И ушла. Как назвала имя этого убийцы деток моих, помутилось у меня в глазах…
Так кого же освобождаете, я спрашиваю вас? Не на волю его надобно, а в могилу! Пусть ответит за кровь и страдания людские!
…Следствие чекистов по следам Черного Гусара продолжалось. В Омск, Петроград, Москву, Владивосток из Акмолинска ушли фотографии Шайтанова. Получили их и екатеринбургские чекисты.
16. ПОДОЗРЕНИЯ
Появление среди молодых чекистов Виталия Тарчевского, веселого и жизнерадостного балагура и шутника, даже в самую деловую напряженную атмосферу вносило оживление. Товарищи называли Виталия человеком, обладающим счастливым характером, способным в любой, порой совершенно неподходящей, казалось, обстановке, не только пустить в ход остроумную шутку, вспомнить меткую пословицу, но и передать окружающим часть своей неиссякаемой энергии, бодрости и веселья.
В начале совместной работы требовательный, всегда сосредоточенный Монин в этой черте характера Тарчевского усматривал опасное легкомыслие, но с течением времени изменил свою точку зрения, убедившись, что веселый нрав Виталия вовсе не признак несерьезности, а счастливый дар судьбы, нисколько не мешавший ему быть вдумчивым, предусмотрительным и дальновидным.

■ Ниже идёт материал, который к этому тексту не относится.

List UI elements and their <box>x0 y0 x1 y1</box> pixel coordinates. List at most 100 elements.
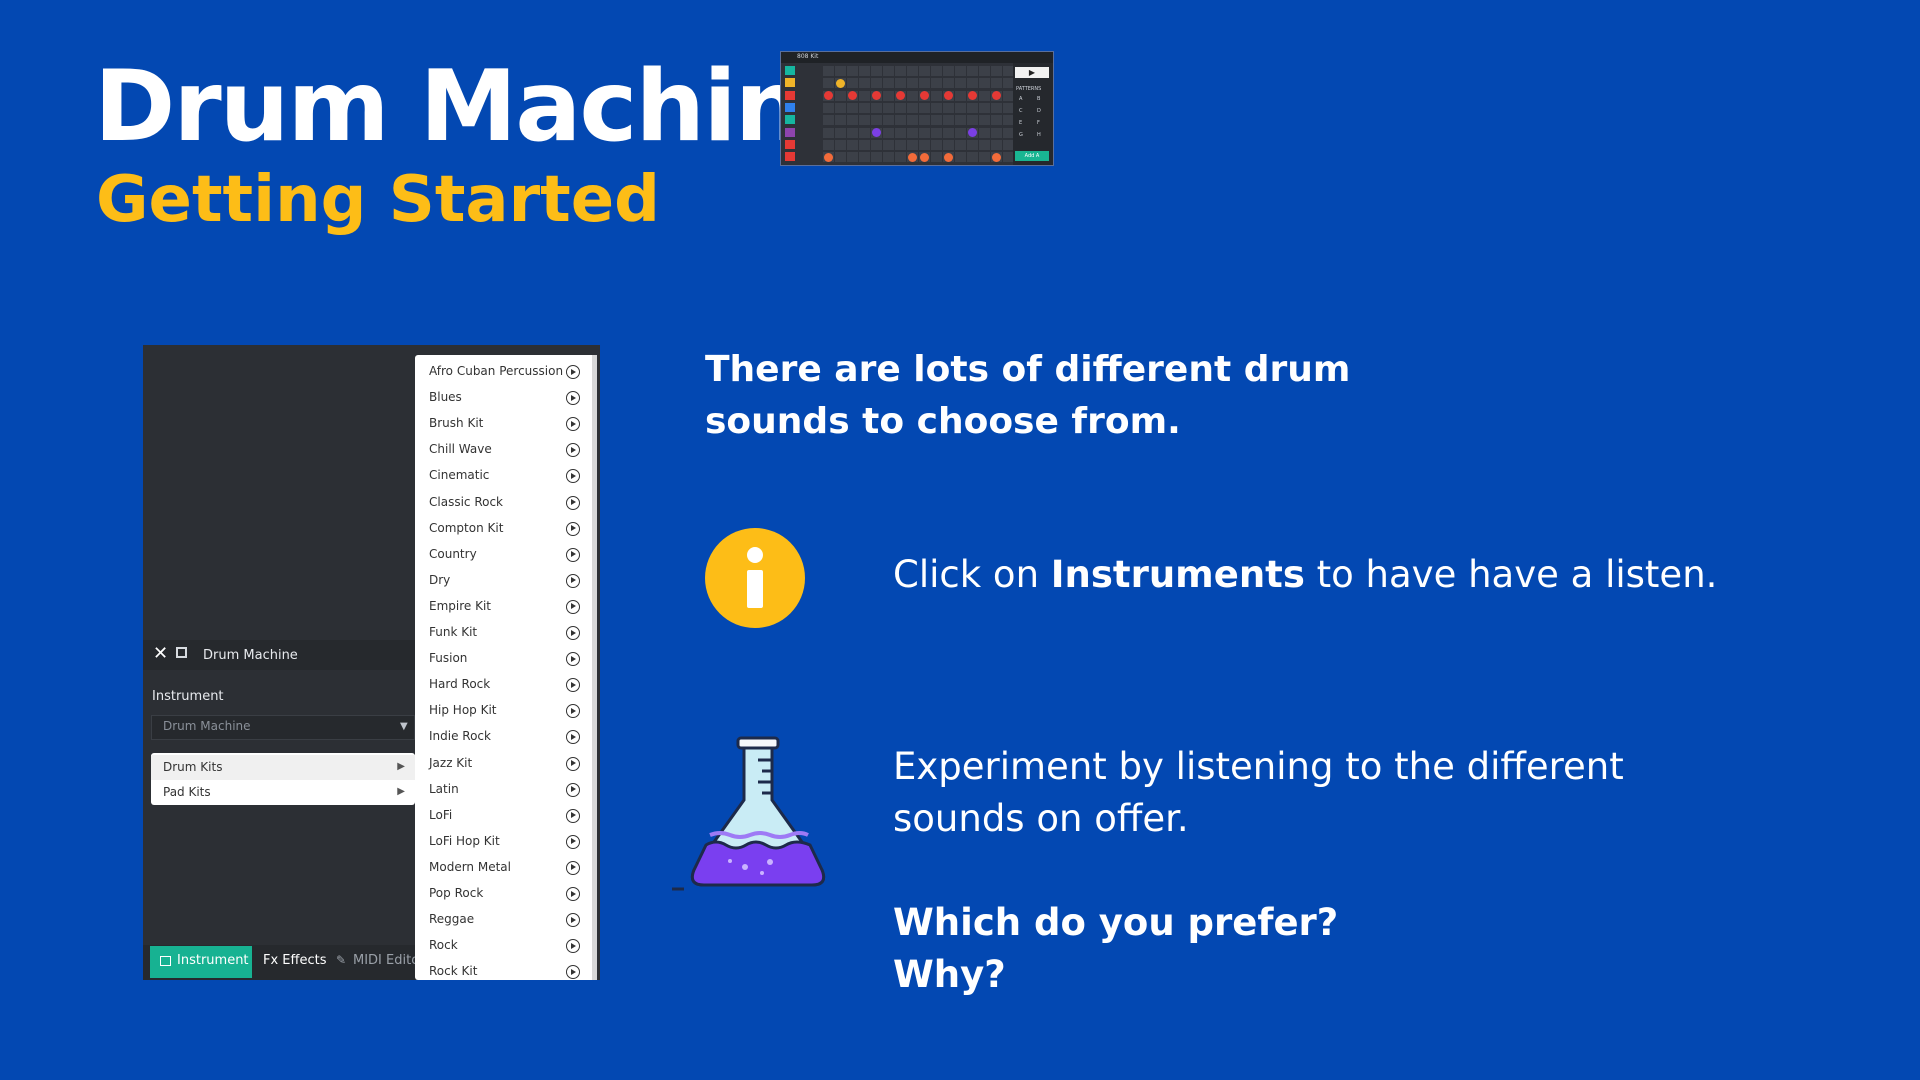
thumbnail-step <box>919 115 930 126</box>
kit-item[interactable]: Rock Kit <box>415 959 597 980</box>
kit-item[interactable]: Hard Rock <box>415 672 597 698</box>
play-circle-icon[interactable] <box>566 391 580 406</box>
pattern-g: G <box>1019 132 1023 138</box>
thumbnail-toolbar <box>781 52 1053 63</box>
play-circle-icon[interactable] <box>566 730 580 745</box>
thumbnail-step <box>895 115 906 126</box>
kit-item-label: Brush Kit <box>429 416 484 431</box>
play-circle-icon[interactable] <box>566 469 580 484</box>
kit-item-label: Hard Rock <box>429 677 491 692</box>
thumbnail-step <box>907 66 918 76</box>
kit-item[interactable]: Empire Kit <box>415 594 597 620</box>
dropdown-scrollbar[interactable] <box>592 355 597 980</box>
thumbnail-step <box>955 66 966 76</box>
kit-item[interactable]: Hip Hop Kit <box>415 698 597 724</box>
play-circle-icon[interactable] <box>566 652 580 667</box>
play-circle-icon[interactable] <box>566 365 580 379</box>
thumbnail-step <box>919 78 930 89</box>
play-circle-icon[interactable] <box>566 443 580 458</box>
click-instruction: Click on Instruments to have have a list… <box>893 553 1717 596</box>
play-circle-icon[interactable] <box>566 913 580 928</box>
page-title: Drum Machine <box>94 50 869 164</box>
thumbnail-step <box>955 90 966 101</box>
thumbnail-step <box>967 152 978 163</box>
play-circle-icon[interactable] <box>566 756 580 771</box>
thumbnail-step <box>955 78 966 89</box>
play-circle-icon[interactable] <box>566 626 580 640</box>
pencil-icon: ✎ <box>336 953 347 967</box>
kit-item[interactable]: Funk Kit <box>415 620 597 646</box>
thumbnail-step <box>991 78 1002 89</box>
chevron-right-icon: ▶ <box>397 761 405 772</box>
play-circle-icon[interactable] <box>566 573 580 588</box>
kit-item-label: Rock <box>429 938 458 953</box>
kit-item[interactable]: Reggae <box>415 907 597 933</box>
play-circle-icon[interactable] <box>566 887 580 901</box>
play-circle-icon[interactable] <box>566 834 580 849</box>
thumbnail-step <box>859 139 870 150</box>
kit-item[interactable]: LoFi <box>415 803 597 829</box>
kit-item[interactable]: Indie Rock <box>415 724 597 750</box>
kit-item[interactable]: Modern Metal <box>415 855 597 881</box>
thumbnail-step <box>823 127 834 138</box>
thumbnail-step <box>931 102 942 113</box>
kit-item-label: Blues <box>429 390 462 405</box>
kit-item-label: LoFi Hop Kit <box>429 833 500 848</box>
flask-icon <box>670 735 840 895</box>
tab-effects[interactable]: Fx Effects <box>263 953 327 968</box>
kit-item[interactable]: Blues <box>415 385 597 411</box>
play-circle-icon[interactable] <box>566 704 580 719</box>
thumbnail-step <box>859 127 870 138</box>
kit-item[interactable]: Pop Rock <box>415 881 597 907</box>
play-circle-icon[interactable] <box>566 860 580 875</box>
play-circle-icon[interactable] <box>566 782 580 797</box>
kit-item-label: Empire Kit <box>429 598 491 613</box>
thumbnail-step <box>955 139 966 150</box>
play-circle-icon[interactable] <box>566 495 580 510</box>
fullscreen-icon[interactable] <box>176 647 187 658</box>
submenu-item-pad-kits[interactable]: Pad Kits ▶ <box>151 780 415 805</box>
thumbnail-step <box>943 78 954 89</box>
kit-item-label: Indie Rock <box>429 729 491 744</box>
kit-item[interactable]: Compton Kit <box>415 516 597 542</box>
kit-item[interactable]: Rock <box>415 933 597 959</box>
thumbnail-step <box>895 102 906 113</box>
thumbnail-step <box>955 102 966 113</box>
play-circle-icon[interactable] <box>566 599 580 614</box>
kit-item-label: Cinematic <box>429 468 490 483</box>
play-circle-icon[interactable] <box>566 547 580 562</box>
tab-instrument-label[interactable]: Instrument <box>177 953 249 968</box>
kit-item[interactable]: Dry <box>415 568 597 594</box>
thumbnail-step <box>847 152 858 163</box>
submenu-item-drum-kits[interactable]: Drum Kits ▶ <box>151 755 415 780</box>
thumbnail-step <box>979 78 990 89</box>
play-circle-icon[interactable] <box>566 939 580 954</box>
kit-item[interactable]: Classic Rock <box>415 490 597 516</box>
play-circle-icon[interactable] <box>566 678 580 693</box>
thumbnail-step <box>859 152 870 163</box>
thumbnail-step <box>907 127 918 138</box>
thumbnail-track <box>785 78 821 88</box>
thumbnail-step <box>895 66 906 76</box>
kit-item[interactable]: Latin <box>415 777 597 803</box>
pattern-e: E <box>1019 120 1023 126</box>
play-circle-icon[interactable] <box>566 965 580 980</box>
kit-item-label: Latin <box>429 781 459 796</box>
thumbnail-step <box>883 78 894 89</box>
play-circle-icon[interactable] <box>566 521 580 536</box>
kit-item[interactable]: Chill Wave <box>415 437 597 463</box>
kit-item[interactable]: Country <box>415 542 597 568</box>
tab-midi-editor[interactable]: MIDI Editor <box>353 953 425 968</box>
kit-item[interactable]: Brush Kit <box>415 411 597 437</box>
thumbnail-step <box>835 139 846 150</box>
kit-item[interactable]: Fusion <box>415 646 597 672</box>
kit-item[interactable]: Cinematic <box>415 463 597 489</box>
play-circle-icon[interactable] <box>566 417 580 432</box>
thumbnail-step <box>931 115 942 126</box>
kit-item[interactable]: Jazz Kit <box>415 751 597 777</box>
kit-item[interactable]: LoFi Hop Kit <box>415 829 597 855</box>
kit-item[interactable]: Afro Cuban Percussion <box>415 359 597 385</box>
thumbnail-step <box>859 66 870 76</box>
play-circle-icon[interactable] <box>566 808 580 823</box>
close-icon[interactable]: ✕ <box>153 643 168 664</box>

Увидев Георгия, задумчиво склонившегося над кипой протоколов, заявлений, писем, Виталий, ценивший его за служебное рвение, выдержку и вдумчивый подход к расследованию шайтановского дела, но подтрунивавший над его, как он говорил в шутку, «сухой официальностью, не подмоченной ничем», с порога крикнул:
— Здорово, старина! Предвижу вопрос: «Что нового?» Спрос на новое сейчас так велик, а предложения весьма скромны. Во-первых, в пути Федор Рекин. По всесоюзному розыску задержан в Казани, затесался там в какое-то учреждение. Скоро будет здесь. Во-вторых, об Иване Ярове. Я допрашивал его. Из Мариинки он действительно во время восстания выезжал в Атбасар…
— При выезде на тракт партизанские пикеты никого не выпускали. Как же ему удалось выбраться из села? «Свои» пропустили? — спросил Монин.
— Ты говоришь «свои», подозревая Ярова в измене. Полагаешь, что у него были сообщники, которые помогли бежать из Мариинки в Атбасар, где он выдал карателям количество бойцов крестьянской армии, ее вооружение, оснащение, план действий… Ведь так?
— Да, я в этом не сомневаюсь.
— А я в его предательство не верю, — запальчиво сказал Тарчевский. — В Атбасар, как и другие, он пробрался с единственной целью — просить воинское начальство не трогать его дом, семью…
— За очень дорогую плату, — вставил Монин, на что Тарчевский резко ответил:
— Как ты можешь, не располагая фактами, подозревать?
— Разве это не факт — в час восстания удрал в стан врага, видите ли, с наивной целью — просить о милосердии! Если вы склонны верить этой выдумке, — обратился на «вы» Монин, что было явным признаком раздражения, и разговор принимал строго официальный характер, — то одно это может вызвать сомнения, сможете ли вы оправдать оказанное вам доверие…
Виталий готов был ответить дерзостью, — он не мог не усмотреть в этом намек на свое происхождение. Не раз доказавший делом свою преданность Советской власти, он очень болезненно реагировал на малейшее проявление сомнения в его искренности и даже был склонен видеть какие-то намеки, которых в действительности и не было.
Так было и на этот раз. Виталий не пропустил мимо ушей незаслуженный упрек Монина («сухарь ты неисправимый», подумал он), но взял себя в руки, спокойно продолжал:
— Через пикеты Яров пробрался на бричке с бочкой. Когда его окликнули, ответил, что едет за водой на Балдырган, а когда удалился от окопов и скрылся за возвышенностью, начал нахлестывать коня и помчался к Атбасару. Партизанам не до погони: они готовились к бою с карателями.
— Так о чем все это говорит? — нетерпеливо спросил Монин, глядя на улыбающегося Тарчевского, весь вид которого говорил, что ему много известно, но не все сразу он собирается высказать.